The Fixed-Point Algorithm is a simple iterative method used to find solutions to equations of the form \(x = g(x)\). The basic idea is to choose an initial guess, denoted as \(x_1\), and then apply the function iteratively to get closer to the solution.

Here's how it works:

• Start with an initial guess \(x_1\).
• Compute \(x_2 = g(x_1)\).
• Continue this process to get \(x_3 = g(x_2)\), and so on.
• Iterate until the values converge, meaning \(x_{n+1} \approx x_n\).

In our exercise, starting with \(x_1 = 0.7\), we apply the function \(2x - 2x^2\) iteratively. As a result, the values start to converge towards the solution. This method is particularly useful when the equation is difficult to solve algebraically. Always ensure to choose a good initial guess close to the actual solution for faster convergence.

Function intersection involves finding points where two or more graphs intersect. This is a powerful concept because it helps determine solutions common to multiple equations. For instance, in the problem, we need to find where the graphs of \(y = x\) and \(y = g(x)\) intersect.

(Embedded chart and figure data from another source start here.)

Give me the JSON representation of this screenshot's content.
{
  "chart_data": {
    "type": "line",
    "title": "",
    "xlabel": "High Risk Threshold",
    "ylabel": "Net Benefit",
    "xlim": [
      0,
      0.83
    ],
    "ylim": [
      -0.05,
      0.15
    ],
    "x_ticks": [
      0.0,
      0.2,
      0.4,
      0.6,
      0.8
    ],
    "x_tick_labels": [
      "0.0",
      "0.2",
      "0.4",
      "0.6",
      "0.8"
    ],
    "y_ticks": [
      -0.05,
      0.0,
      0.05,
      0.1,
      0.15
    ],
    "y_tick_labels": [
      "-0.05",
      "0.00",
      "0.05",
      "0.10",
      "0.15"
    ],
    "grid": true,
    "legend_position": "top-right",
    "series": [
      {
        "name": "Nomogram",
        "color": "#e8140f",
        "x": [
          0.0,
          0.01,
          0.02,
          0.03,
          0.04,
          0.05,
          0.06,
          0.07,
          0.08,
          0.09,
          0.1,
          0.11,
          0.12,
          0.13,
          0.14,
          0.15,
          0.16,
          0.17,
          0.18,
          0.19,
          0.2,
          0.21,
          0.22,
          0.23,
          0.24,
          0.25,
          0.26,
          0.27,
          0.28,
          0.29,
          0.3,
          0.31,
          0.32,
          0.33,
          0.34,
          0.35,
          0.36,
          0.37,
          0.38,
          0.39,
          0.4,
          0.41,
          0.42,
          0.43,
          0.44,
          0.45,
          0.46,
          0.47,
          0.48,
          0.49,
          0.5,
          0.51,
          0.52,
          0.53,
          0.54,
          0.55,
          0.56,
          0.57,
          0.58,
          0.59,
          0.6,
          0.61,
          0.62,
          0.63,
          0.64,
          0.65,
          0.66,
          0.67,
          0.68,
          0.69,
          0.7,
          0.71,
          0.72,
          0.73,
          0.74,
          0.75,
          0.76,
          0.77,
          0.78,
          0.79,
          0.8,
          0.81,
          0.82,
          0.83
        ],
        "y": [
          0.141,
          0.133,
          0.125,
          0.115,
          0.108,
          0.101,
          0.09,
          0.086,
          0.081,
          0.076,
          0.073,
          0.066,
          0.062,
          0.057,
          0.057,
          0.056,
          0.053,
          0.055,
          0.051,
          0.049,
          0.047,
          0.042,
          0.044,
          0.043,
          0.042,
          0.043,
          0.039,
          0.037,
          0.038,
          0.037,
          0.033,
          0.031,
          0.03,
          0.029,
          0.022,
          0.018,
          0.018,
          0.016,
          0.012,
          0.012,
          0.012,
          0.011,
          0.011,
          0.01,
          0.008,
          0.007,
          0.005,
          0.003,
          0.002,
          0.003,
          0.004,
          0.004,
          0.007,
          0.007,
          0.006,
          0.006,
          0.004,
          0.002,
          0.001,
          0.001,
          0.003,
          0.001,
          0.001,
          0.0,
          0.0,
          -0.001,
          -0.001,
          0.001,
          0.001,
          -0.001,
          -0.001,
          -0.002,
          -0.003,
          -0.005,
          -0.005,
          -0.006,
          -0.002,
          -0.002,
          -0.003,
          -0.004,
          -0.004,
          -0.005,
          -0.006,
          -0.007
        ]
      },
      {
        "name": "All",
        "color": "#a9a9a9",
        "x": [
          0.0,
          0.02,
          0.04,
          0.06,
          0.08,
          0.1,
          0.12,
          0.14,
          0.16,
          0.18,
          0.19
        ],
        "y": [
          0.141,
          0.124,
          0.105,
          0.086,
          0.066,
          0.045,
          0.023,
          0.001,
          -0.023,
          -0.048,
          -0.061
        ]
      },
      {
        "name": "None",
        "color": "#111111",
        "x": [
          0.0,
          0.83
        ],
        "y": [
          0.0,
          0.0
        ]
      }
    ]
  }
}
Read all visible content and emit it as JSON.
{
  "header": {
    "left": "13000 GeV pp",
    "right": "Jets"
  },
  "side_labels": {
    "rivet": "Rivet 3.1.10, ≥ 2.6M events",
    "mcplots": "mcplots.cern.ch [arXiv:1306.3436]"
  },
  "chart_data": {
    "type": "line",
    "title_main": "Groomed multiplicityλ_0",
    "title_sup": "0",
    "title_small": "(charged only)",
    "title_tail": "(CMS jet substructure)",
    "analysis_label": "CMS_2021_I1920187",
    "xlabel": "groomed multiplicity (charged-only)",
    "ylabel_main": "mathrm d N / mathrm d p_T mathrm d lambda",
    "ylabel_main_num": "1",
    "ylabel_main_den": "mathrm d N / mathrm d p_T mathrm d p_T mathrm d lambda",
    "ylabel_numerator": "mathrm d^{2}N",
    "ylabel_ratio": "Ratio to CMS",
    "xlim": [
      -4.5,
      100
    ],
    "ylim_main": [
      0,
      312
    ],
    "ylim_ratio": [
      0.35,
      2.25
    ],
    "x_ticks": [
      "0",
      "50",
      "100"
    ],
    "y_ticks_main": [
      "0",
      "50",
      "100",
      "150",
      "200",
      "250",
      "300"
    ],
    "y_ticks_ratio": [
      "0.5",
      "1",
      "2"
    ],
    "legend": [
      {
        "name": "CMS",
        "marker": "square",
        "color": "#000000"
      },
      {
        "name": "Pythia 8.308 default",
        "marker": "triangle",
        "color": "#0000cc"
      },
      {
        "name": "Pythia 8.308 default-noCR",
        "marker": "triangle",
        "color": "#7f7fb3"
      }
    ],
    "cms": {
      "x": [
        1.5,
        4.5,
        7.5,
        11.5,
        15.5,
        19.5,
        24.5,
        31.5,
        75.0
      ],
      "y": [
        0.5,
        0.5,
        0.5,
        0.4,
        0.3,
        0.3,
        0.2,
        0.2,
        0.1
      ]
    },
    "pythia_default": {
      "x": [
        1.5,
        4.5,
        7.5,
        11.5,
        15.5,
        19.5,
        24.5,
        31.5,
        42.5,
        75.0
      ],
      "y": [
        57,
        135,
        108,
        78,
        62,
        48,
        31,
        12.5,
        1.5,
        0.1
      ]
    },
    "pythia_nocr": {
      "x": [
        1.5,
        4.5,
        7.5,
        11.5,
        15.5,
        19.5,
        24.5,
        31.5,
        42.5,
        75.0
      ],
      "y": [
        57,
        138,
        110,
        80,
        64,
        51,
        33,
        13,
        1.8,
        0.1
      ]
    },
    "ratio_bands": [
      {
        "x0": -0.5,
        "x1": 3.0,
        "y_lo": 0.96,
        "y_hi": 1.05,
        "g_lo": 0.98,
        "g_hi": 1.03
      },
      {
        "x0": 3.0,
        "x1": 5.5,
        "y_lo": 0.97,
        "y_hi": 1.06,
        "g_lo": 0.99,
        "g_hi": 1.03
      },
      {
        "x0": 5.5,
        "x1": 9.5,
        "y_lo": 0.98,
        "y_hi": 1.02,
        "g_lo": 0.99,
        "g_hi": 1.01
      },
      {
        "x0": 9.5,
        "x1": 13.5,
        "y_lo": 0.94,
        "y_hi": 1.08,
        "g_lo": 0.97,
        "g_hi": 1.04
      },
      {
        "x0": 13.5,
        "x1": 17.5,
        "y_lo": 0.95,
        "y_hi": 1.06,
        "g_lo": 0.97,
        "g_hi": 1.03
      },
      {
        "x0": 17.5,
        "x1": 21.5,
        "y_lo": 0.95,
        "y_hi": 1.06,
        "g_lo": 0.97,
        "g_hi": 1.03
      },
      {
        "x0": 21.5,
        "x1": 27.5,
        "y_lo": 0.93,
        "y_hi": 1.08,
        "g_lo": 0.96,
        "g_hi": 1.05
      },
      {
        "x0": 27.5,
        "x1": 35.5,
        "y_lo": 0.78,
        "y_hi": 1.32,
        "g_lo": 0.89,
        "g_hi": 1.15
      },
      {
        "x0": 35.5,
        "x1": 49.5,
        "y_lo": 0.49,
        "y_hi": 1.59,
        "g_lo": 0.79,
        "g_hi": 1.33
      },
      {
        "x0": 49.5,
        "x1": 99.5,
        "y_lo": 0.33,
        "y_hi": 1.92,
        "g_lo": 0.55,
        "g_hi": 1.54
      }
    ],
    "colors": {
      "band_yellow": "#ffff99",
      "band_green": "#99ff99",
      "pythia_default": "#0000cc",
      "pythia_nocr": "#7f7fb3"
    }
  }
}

This gives us the roots of the equation

Here are the steps:

• Sketch the graphs of both functions on the same coordinate plane.
• Identify the coordinates where they meet. These points are the solutions.

For the problem above, plotting \(y = x\) (a straight line) and \(y = 2x - 2x^2\) (a parabola) reveals that they intersect around \(x = 0.6\). Visually inspecting graphs helps to approximate the solutions before solving them numerically or algebraically.

Quadratic functions form one of the fundamental concepts in algebra and calculus. They are polynomial functions of degree 2, expressed as \(y = ax^2 + bx + c\). A key feature of quadratic functions is their parabolic shape.

In the exercise, we have the quadratic function \(y = 2x - 2x^2\), which can be rewritten as \(y = -2x^2 + 2x\). Important characteristics include:

• The vertex of this parabola is located at \(x = 0.5\), the midpoint of the roots.
• The graph is downward facing because the coefficient of \(x^2\) is negative.
• The roots are found by setting \(y = 0\), giving us solutions \(x = 0\) and \(x = 1\).

Understanding these properties helps in both graphing and solving quadratics, whether visually or using algebraic techniques.

Graph sketching is a vital skill for analyzing functions. By sketching graphs, we can observe the overall behavior of functions, especially how they intersect. This can often give insights into approximate solutions with simple visual inspection.

When sketching graphs:

• Identify key points like intercepts, roots, and vertex for quadratic functions.
• Mark these points with precision on your graph.
• Connect the points smoothly, adhering to the nature of the graph (e.g., linear or parabolic).
• Consider the slope and the direction (upward or downward) for the parabolas.

For the problem at hand, sketching both the line \(y = x\) and the parabola \(y = 2x - 2x^2\) allows us to visually approximate intersections near \(x = 0.6\). This technique is not only useful for solving equations but also for gaining a deeper understanding of function behaviors.